After becoming a widow, Rosie Lee devoted herself to her restaurant, Aunty Lee’s Delights, where she serves Singaporean home cooking and folksy wisdom in equal measure. But when one of her dinner guests turns up missing and a body is found washed up on a beach, Aunty Lee discovers another passion: solving murders. Aunty Lee’s Delights is a charming mystery about the many types of people and ideas coexisting in Singapore, and how to manage the clashes of culture and class that take place there. Read my First Look here.

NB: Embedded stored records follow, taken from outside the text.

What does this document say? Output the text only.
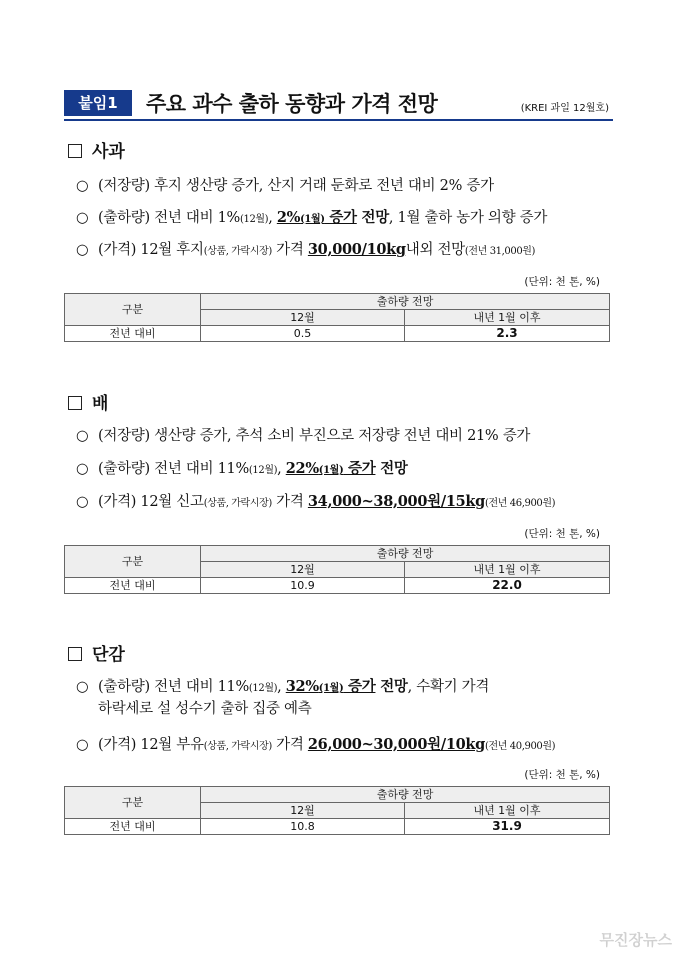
붙임1	주요 과수 출하 동향과 가격 전망	(KREI 과일 12월호)
사과
○ (저장량) 후지 생산량 증가, 산지 거래 둔화로 전년 대비 2% 증가
○ (출하량) 전년 대비 1%(12월), 2%(1월) 증가 전망, 1월 출하 농가 의향 증가
○ (가격) 12월 후지(상품, 가락시장) 가격 30,000/10kg내외 전망(전년 31,000원)
(단위: 천 톤, %)
구분	출하량 전망	
	12월	내년 1월 이후
전년 대비	0.5	2.3
배
○ (저장량) 생산량 증가, 추석 소비 부진으로 저장량 전년 대비 21% 증가
○ (출하량) 전년 대비 11%(12월), 22%(1월) 증가 전망
○ (가격) 12월 신고(상품, 가락시장) 가격 34,000~38,000원/15kg(전년 46,900원)
(단위: 천 톤, %)
구분	출하량 전망	
	12월	내년 1월 이후
전년 대비	10.9	22.0
단감
○ (출하량) 전년 대비 11%(12월), 32%(1월) 증가 전망, 수확기 가격
하락세로 설 성수기 출하 집중 예측
○ (가격) 12월 부유(상품, 가락시장) 가격 26,000~30,000원/10kg(전년 40,900원)
(단위: 천 톤, %)
구분	출하량 전망	
	12월	내년 1월 이후
전년 대비	10.8	31.9
무진장뉴스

This is a light little read full of cute witicisms and surprisingly nuanced cultural critique. Aunty Lee functions as the compassionate and curious heart at the center of a group of very different characters: fussy traditional wives, adventurous modern women, religious tourists, conceited ex-pats, gay men and women, uptight police, and the servant class of Singapore. Aunty Lee serves them all with spicy food, relaxing teas, homespun wisdom, and general compassion. Aunty Lee is the type of hero we don’t see too often – curious, caring, and capable.

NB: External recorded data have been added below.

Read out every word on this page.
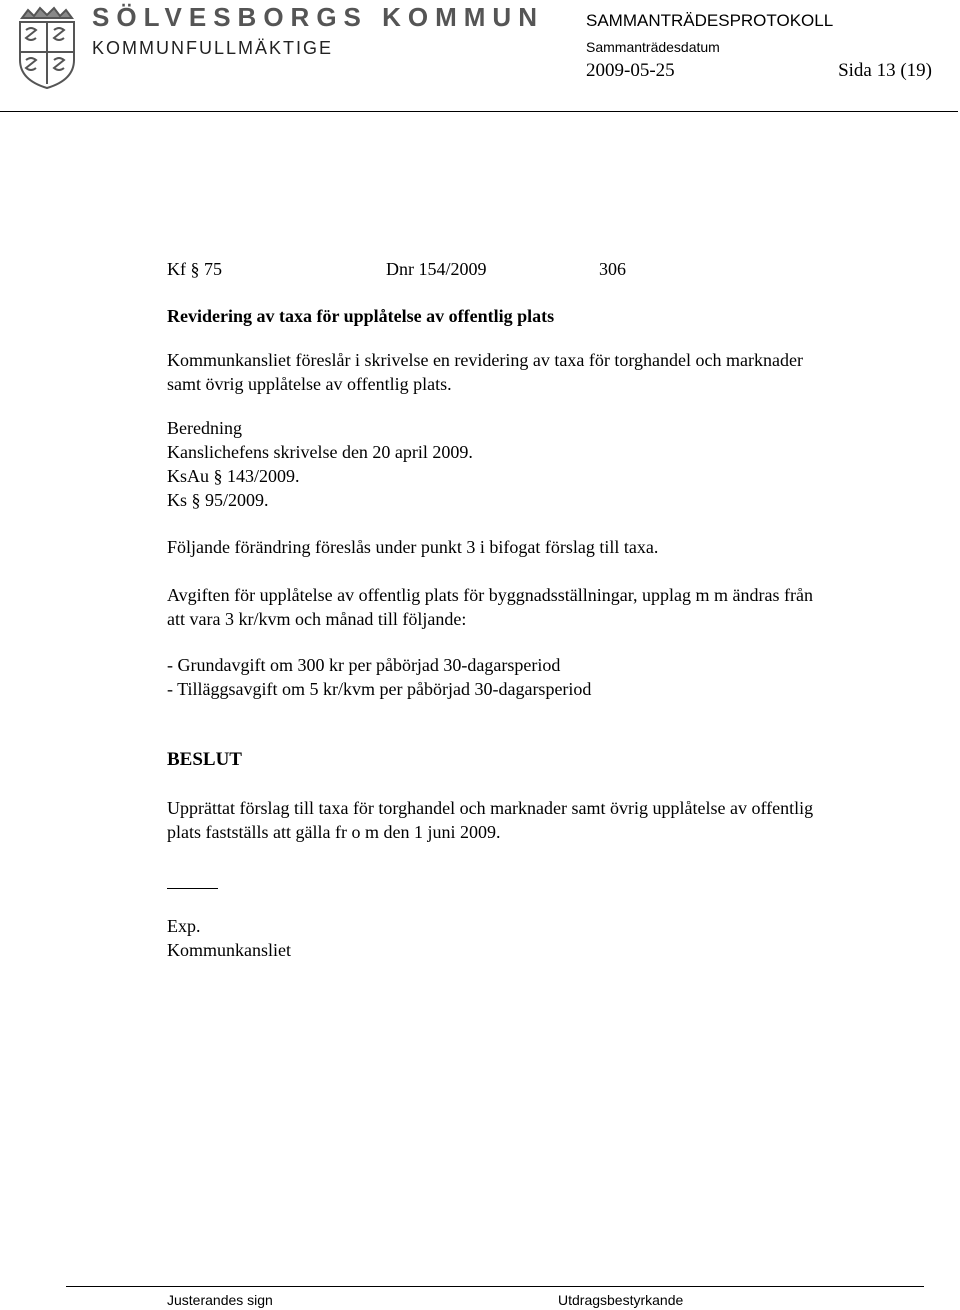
SÖLVESBORGS KOMMUN
KOMMUNFULLMÄKTIGE
SAMMANTRÄDESPROTOKOLL
Sammanträdesdatum
2009-05-25	Sida 13 (19)
Kf § 75	Dnr 154/2009	306
Revidering av taxa för upplåtelse av offentlig plats
Kommunkansliet föreslår i skrivelse en revidering av taxa för torghandel och marknader
samt övrig upplåtelse av offentlig plats.
Beredning
Kanslichefens skrivelse den 20 april 2009.
KsAu § 143/2009.
Ks § 95/2009.
Följande förändring föreslås under punkt 3 i bifogat förslag till taxa.
Avgiften för upplåtelse av offentlig plats för byggnadsställningar, upplag m m ändras från
att vara 3 kr/kvm och månad till följande:
- Grundavgift om 300 kr per påbörjad 30-dagarsperiod
- Tilläggsavgift om 5 kr/kvm per påbörjad 30-dagarsperiod
BESLUT
Upprättat förslag till taxa för torghandel och marknader samt övrig upplåtelse av offentlig
plats fastställs att gälla fr o m den 1 juni 2009.
Exp.
Kommunkansliet
Justerandes sign	Utdragsbestyrkande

“As far as Aunty Lee was concerned, people ought to go through the ideas they carried around in their heads as regularly as they turned out their store cupboards. No matter how wisely you shopped, there would be things in the depths that were past their expiration dates or gone damp and moldy—or that has been picked up on impulse and were no longer relevant.”
It can be difficult to decide where a book lands on representation when it is written by and for another culture than my own. I know nothing about Singapore or the people and cultures that weave together everyday life there. But the author, Ovidia Yu, is Sinagaporean. Aunty Lee’s Delights seems to purposefully grapple with cultural differences, and it feels as though Yu is trying to use Antuy Lee as a megaphone for tolerance and understanding. And to an ignorant reader like me, the whole thing came off as very, very sweet if not a bit shocking at times.
Ultimately, I don’t think I like series mysteries. I hadn’t read one since my Nancy Drew days, but in my grand project of diversified reading, I thought it was only right to try another one out as an adult. I liked almost everything about Yu’s novel, except the genre. When I read mysteries, I feel like everything is in sketch rather than vibrant color. Just not my kind of reading experience. BUT, if you do like mysteries, I think this one is probably going to charm you. Aunty Lee is a lovely character- a widowed busybody chef who solves mysteries- and the details of Singaporean culture and everyday life really add a meaningful novelty to the genre.
Scent Notes: hot peppers and pickled cucumbers, cardamom tea, and baby powder.